I wanted to comment on Tegretol, being the first line of treatment for classic TN.

I was never given Tegretol, and until I went to my 3rd neurologist, (who is my current one now) never knew why they

wouldn't give me it. If you are post-menopausal and female, most neurologists will be hesitant to give it to you because it

can contribute to osteoporosis. Your discussion here, states that there are alot of medications that can be tried. I was only given Trileptal, and that is very ineffective after a short period. If I had upped the dose, it made me sick.

Everyone is different, and not every drug or treatment will work effectively for everyone, though, but they are worth trying to see how it might help if your doctor says it is ok

My doctor said it was ok for B12 injections (to try it) After a few months my symptoms kept getting better and better.
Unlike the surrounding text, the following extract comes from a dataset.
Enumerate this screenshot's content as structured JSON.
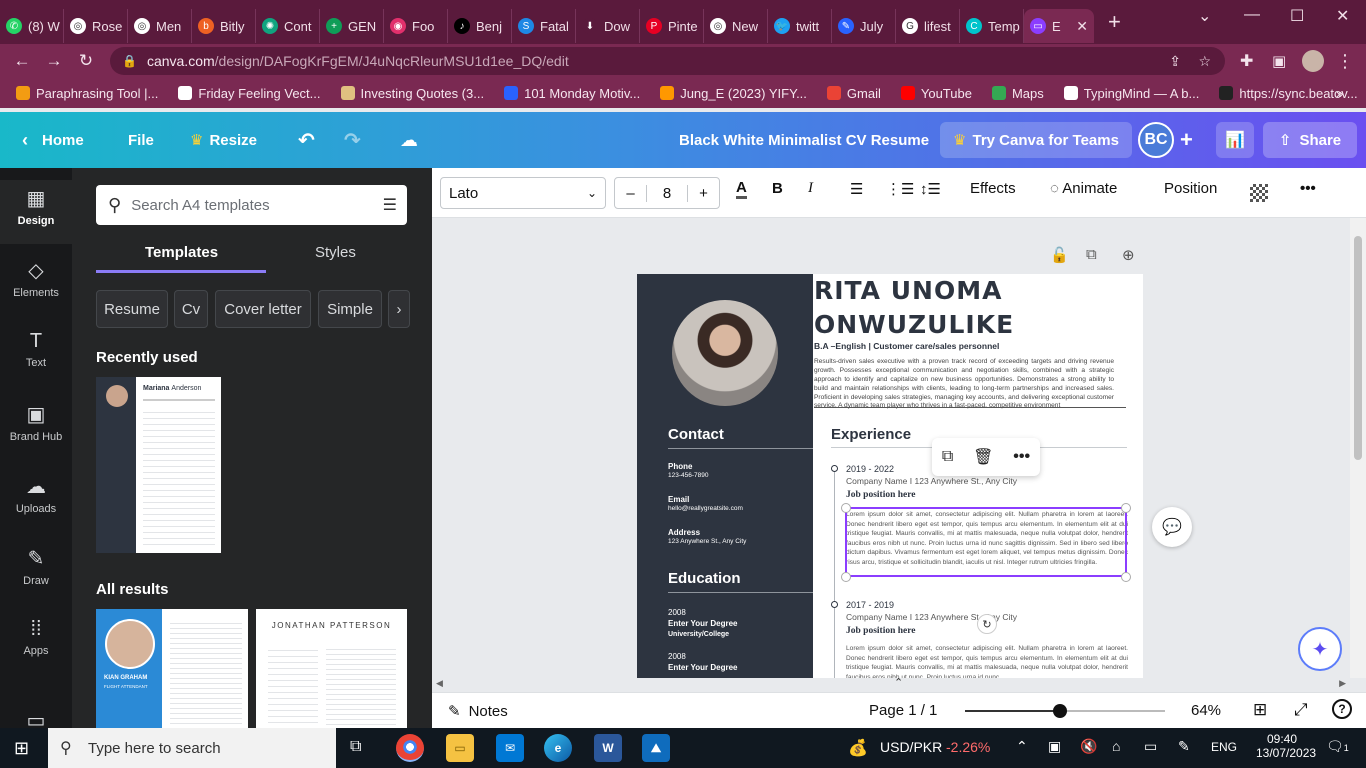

They have research about this from the Tacoma Clinic, in Renton, Washington. There are no side effects from this either, but it isn't an option for everyone. Neither is Tegretol or Enderol. But it is good to know about these options so we can research them further. (however, my doctor said that unless you are a naturopathic doctor, it is hard to give out B12 injections, because you may have to test low for B12 in your blood stream. I never tested low, though.)

I like the freedom we are given here to discuss the issues. I would hate to think that someone or something would suppress this freedom. I even heard of the low-fat diet (extremely lo-fat) helping many, many people with Trigeminal Neuralgia. It is supposed to help in one month's time. However, it never helped me, even though I tried it for 2 months. You are supposed to have 10 grams or less of fat a day. Just thought I would throw this out incase this can even help just one person. (EVEN THOUGH IT DIDN'T HELP ME) and it is free.

Yes please share the link

I am wondering also if mine has stemmed from having my wisdom teeth taken out. July was a year ago.